La plupart du temps, il avait construit des châteaux de siège — des fortifications qui servaient de base de lancement pour ses attaques — autour d’un château ennemi et forcé ce dernier à se rendre au terme d’une lente bataille d’usure.

« Devons-nous essayer d’interrompre leurs efforts de construction ? »

« Non. Je suis sûr qu’il a pris des mesures contre cela. S’il y a une ouverture, c’est probablement un piège. »

Yuuto rejeta la proposition de Félicia.

Pour Oda Nobunaga, faire une erreur aussi élémentaire à ce stade était aussi probable que des cochons ailés passant devant sa fenêtre.

« Le plus important est de veiller à ce que les troupes ne s’endorment pas sur leurs lauriers parce que l’ennemi semble s’installer pour un long siège. Notre adversaire est l’un des plus grands généraux de l’histoire, s’il voit une ouverture, il la saisira. »

Yuuto sentit un frisson remonter le long de sa colonne vertébrale à ses propres mots et déglutit.

Il avait senti que la moindre ouverture transformerait cette affirmation en réalité.

Il savait sur quoi il devait se concentrer en ce moment, mais quelque chose d’autre occupait son esprit.

C’est parce que —

« Votre Majesté ! »

La dame de compagnie de Mitsuki, Éphelia, fit irruption dans la pièce, la respiration haletante.

« Le bébé est-il né !? » demanda Yuuto en criant et en se levant de sa chaise.

« Oui, la mère et le… »

« Ah ! »

Avant qu’Éphelia n’ait pu terminer son rapport, Yuuto se précipita hors du bureau.

C’était aussi le premier enfant de Yuuto.

Il aurait voulu être présent à la naissance, mais comme le Clan de l’Acier était actuellement en guerre, il avait bien trop à faire pour rester assis à attendre que Mitsuki accouche. Cela ne l’empêchait pas de penser à tout cela, bien sûr. Le fait que l’accouchement ait duré plus longtemps que prévu l’avait rendu d’autant plus nerveux.

Maintenant que l’accouchement était terminé, il n’avait pas l’intention d’attendre. Il voulait voir Mitsuki et son enfant.

Il franchit la porte et entendit les pleurs d’un bébé.

« Mitsuki ! »

« Oh, salut Yuu-kun. »

En entrant dans la pièce, il vit une Mitsuki épuisée, vidée, mais profondément satisfaite, qui lui souriait.

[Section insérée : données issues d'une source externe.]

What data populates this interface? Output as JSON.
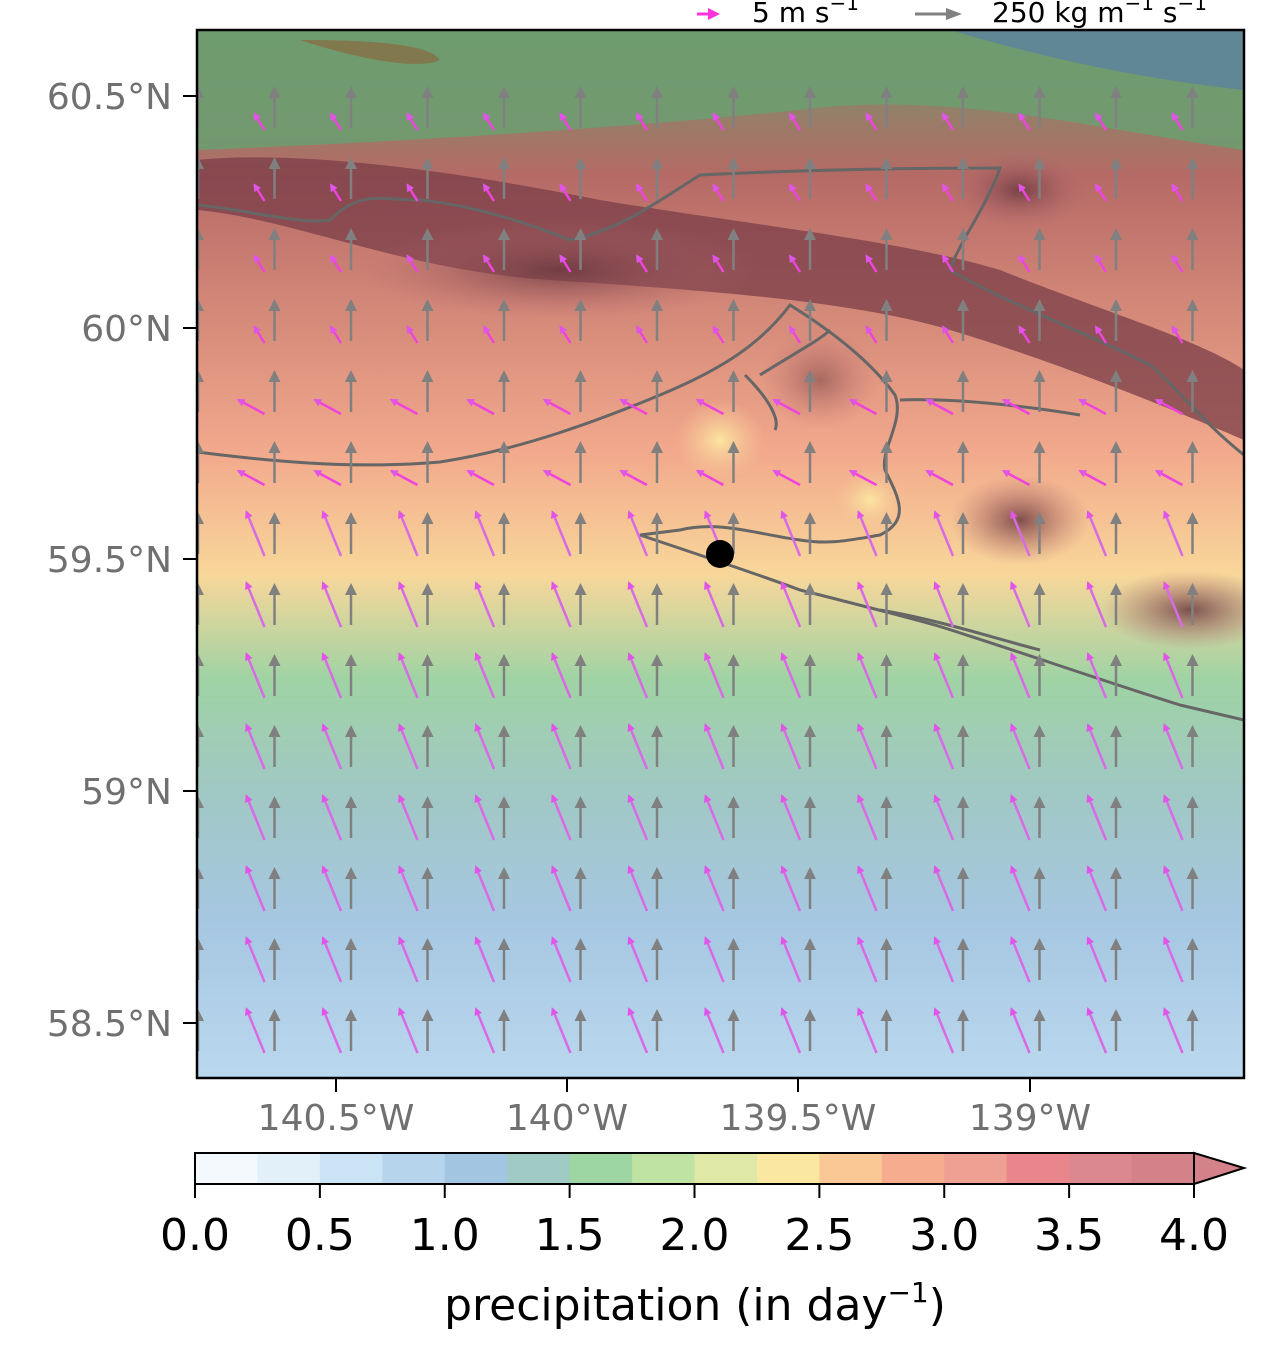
{
  "map": {
    "lat_ticks": [
      "60.5°N",
      "60°N",
      "59.5°N",
      "59°N",
      "58.5°N"
    ],
    "lon_ticks": [
      "140.5°W",
      "140°W",
      "139.5°W",
      "139°W"
    ],
    "lat_range": [
      58.4,
      60.64
    ],
    "lon_range": [
      140.8,
      138.53
    ]
  },
  "legend": {
    "wind_label": "5 m s",
    "wind_sup": "−1",
    "wind_color": "#ff33dd",
    "ivt_label": "250 kg m",
    "ivt_sup1": "−1",
    "ivt_mid": " s",
    "ivt_sup2": "−1",
    "ivt_color": "#808080"
  },
  "colorbar": {
    "ticks": [
      "0.0",
      "0.5",
      "1.0",
      "1.5",
      "2.0",
      "2.5",
      "3.0",
      "3.5",
      "4.0"
    ],
    "label_main": "precipitation (in day",
    "label_sup": "−1",
    "label_close": ")",
    "colors": [
      "#f4f9fd",
      "#e2f0fa",
      "#cbe4f5",
      "#b6d5ec",
      "#a2c5e2",
      "#a0cac4",
      "#9dd5a3",
      "#bfe3a3",
      "#dfe9a5",
      "#fae8a2",
      "#f9c895",
      "#f6ac8e",
      "#eea093",
      "#e8868c",
      "#dc8890",
      "#d38289"
    ],
    "range": [
      0,
      4
    ]
  },
  "marker": {
    "color": "#000000"
  },
  "icons": [
    "magenta-arrow-icon",
    "gray-arrow-icon"
  ]
}
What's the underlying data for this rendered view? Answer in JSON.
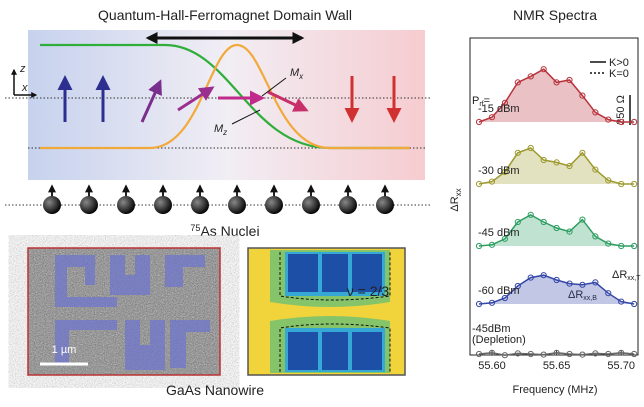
{
  "figure": {
    "domain_wall": {
      "title": "Quantum-Hall-Ferromagnet Domain Wall",
      "axis_z": "z",
      "axis_x": "x",
      "mx_label": "M",
      "mx_sub": "x",
      "mz_label": "M",
      "mz_sub": "z"
    },
    "nuclei": {
      "label_sup": "75",
      "label": "As Nuclei"
    },
    "nanowire": {
      "scale_bar": "1 µm",
      "filling": "ν = 2/3",
      "title": "GaAs Nanowire"
    }
  },
  "chart_data": {
    "type": "line",
    "title": "NMR Spectra",
    "x_label": "Frequency (MHz)",
    "y_label": "ΔR",
    "y_label_sub": "xx",
    "x": [
      55.59,
      55.6,
      55.61,
      55.62,
      55.63,
      55.64,
      55.65,
      55.66,
      55.67,
      55.68,
      55.69,
      55.7,
      55.71
    ],
    "xlim": [
      55.583,
      55.713
    ],
    "xticks": [
      {
        "value": 55.6,
        "label": "55.60"
      },
      {
        "value": 55.65,
        "label": "55.65"
      },
      {
        "value": 55.7,
        "label": "55.70"
      }
    ],
    "power_label": "P",
    "power_sub": "rf",
    "power_eq": "=",
    "series": [
      {
        "name": "-15 dBm",
        "color": "#b8323a",
        "values": [
          0,
          40,
          160,
          330,
          380,
          440,
          330,
          350,
          220,
          80,
          20,
          0,
          0
        ]
      },
      {
        "name": "-30 dBm",
        "color": "#9e9a30",
        "values": [
          0,
          20,
          100,
          260,
          300,
          200,
          180,
          150,
          260,
          120,
          30,
          0,
          0
        ]
      },
      {
        "name": "-45 dBm",
        "color": "#2e9e62",
        "values": [
          0,
          10,
          60,
          200,
          260,
          200,
          150,
          120,
          220,
          80,
          20,
          0,
          0
        ]
      },
      {
        "name": "-60 dBm",
        "color": "#3447a8",
        "values": [
          0,
          10,
          50,
          150,
          220,
          240,
          200,
          170,
          160,
          180,
          90,
          20,
          0
        ]
      },
      {
        "name": "-45dBm",
        "color": "#666666",
        "values": [
          0,
          10,
          -10,
          5,
          0,
          -5,
          10,
          0,
          -5,
          5,
          0,
          10,
          0
        ]
      }
    ],
    "depletion_label": "(Depletion)",
    "legend_entries": [
      {
        "label": "K>0",
        "style": "solid"
      },
      {
        "label": "K=0",
        "style": "dashed"
      }
    ],
    "scale_bar": {
      "value": 250,
      "label": "250 Ω"
    },
    "annotations": [
      {
        "main": "ΔR",
        "sub": "xx,T"
      },
      {
        "main": "ΔR",
        "sub": "xx,B"
      }
    ]
  }
}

À ce moment-là, Yuuto sentit presque ses genoux se dérober sous lui. La durée inattendue du travail l’avait mis bien plus à cran qu’il ne l’aurait cru.

À cette époque, le taux de mortalité maternelle était de l’ordre de 15 à 20 %. Même s’il était trop tôt pour dire qu’elle était totalement hors de danger, le fait de voir que Mitsuki se portait bien suffisait à le soulager.

Mais il n’était pas encore temps pour lui de tomber.

« Bravo ! Tu t’es bien débrouillée ! Alors, où est le bébé ? »

Il avait entendu les pleurs du bébé, mais le bébé n’était pas avec Mitsuki.

Le volume des cris fit résonner le son dans toute la pièce et il n’arriva pas à savoir où se trouvait le bébé.

Yuuto regarda la pièce avec curiosité.

« Votre Majesté, votre enfant est là. Que les dieux soient loués. C’est un garçon. »

Une sage-femme âgée d’une cinquantaine d’années s’était approchée de lui en portant le bébé enveloppé dans un linge blanc et propre.

Les mots étaient destinés à célébrer la naissance d’un héritier impérial. Pour Yuuto, le sexe du bébé n’avait aucune importance. Il était content que le bébé soit né sain et sauf.